The key challenge is to efficiently find the smallest interval for each query when dealing with potentially large numbers of intervals and queries.

Intuition

The key observation is that the order in which we process queries doesn't affect the final answer - we just need to return results in the original query order. This opens up an optimization opportunity: we can sort the queries and process them in ascending order.

Why is sorting helpful? Consider processing queries from smallest to largest. As we move to larger query values, we can incrementally add intervals that might be relevant. An interval becomes relevant when its left endpoint is less than or equal to the current query value. Once an interval's left endpoint satisfies this condition for a query value x, it will continue to satisfy it for all larger query values.

This suggests a sweep line approach: as we process queries in ascending order, we can maintain a set of "active" intervals - those whose left endpoints we've already passed. We add intervals to this set as their left endpoints become less than or equal to the current query.

However, not all active intervals are valid for the current query. An interval is only valid if it also contains the query value on the right side, meaning right_i >= query. Intervals that end before the current query value should be removed from consideration.

To efficiently track and retrieve the smallest valid interval, we use a min heap. The heap stores intervals by their size (as the priority) along with their right endpoint. This allows us to:

1. Quickly access the smallest interval (heap top)
2. Remove intervals that have become invalid (right endpoint < current query)
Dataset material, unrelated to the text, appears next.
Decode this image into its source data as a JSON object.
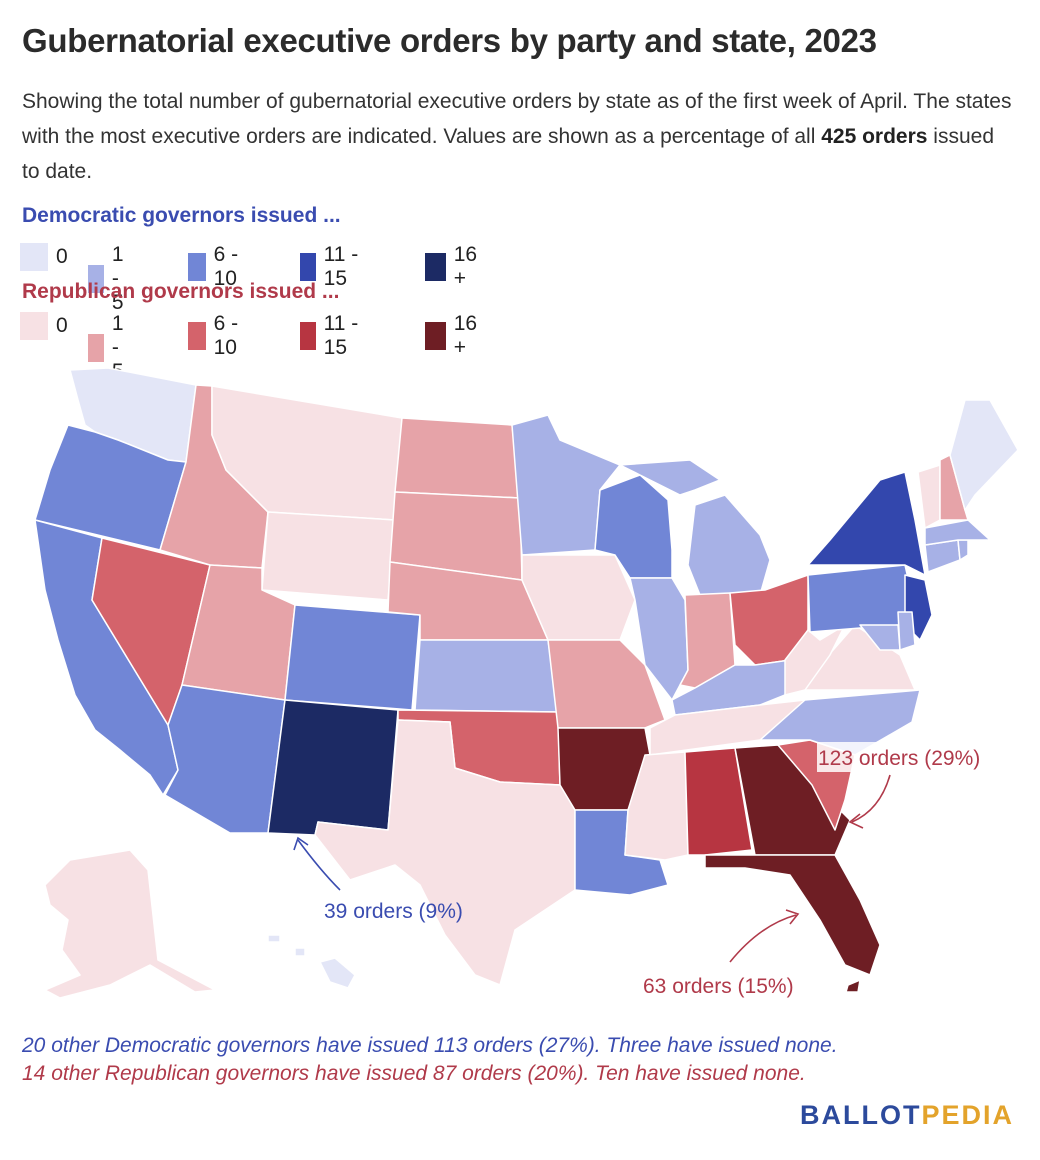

The algorithm naturally handles the incremental nature of the problem: as we move through sorted queries, we incrementally add new intervals that become relevant and remove old intervals that are no longer valid, maintaining an optimal set of candidates at each step.
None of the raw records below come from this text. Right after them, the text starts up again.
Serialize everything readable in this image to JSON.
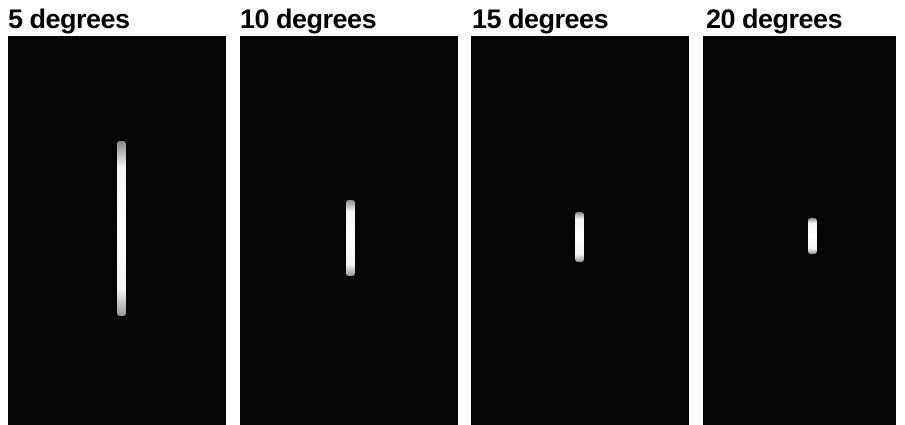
{
  "panels": [
    {
      "label": "5 degrees"
    },
    {
      "label": "10 degrees"
    },
    {
      "label": "15 degrees"
    },
    {
      "label": "20 degrees"
    }
  ]
}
Learn more about Binary Search, Sorting, Line Sweep and Heap (Priority Queue) patterns.

Solution Approach

The implementation follows a sorting + offline query + priority queue strategy:

1. Preprocessing:

• Sort intervals by their left endpoints in ascending order
• Create a list of tuples (query_value, original_index) for each query and sort by query value
• Initialize answer array ans with -1 values (default for queries with no valid interval)

2. Main Processing Loop:

We iterate through sorted queries (x, j) where x is the query value and j is its original index:

Adding relevant intervals to the heap:

while i < n and intervals[i][0] <= x:
    a, b = intervals[i]
    heappush(pq, (b - a + 1, b))
    i += 1

• Use pointer i to track unprocessed intervals
• For each interval [a, b] whose left endpoint a <= x, add it to the min heap
• Store tuple (interval_size, right_endpoint) where interval_size = b - a + 1
• The heap is ordered by interval size (smallest first)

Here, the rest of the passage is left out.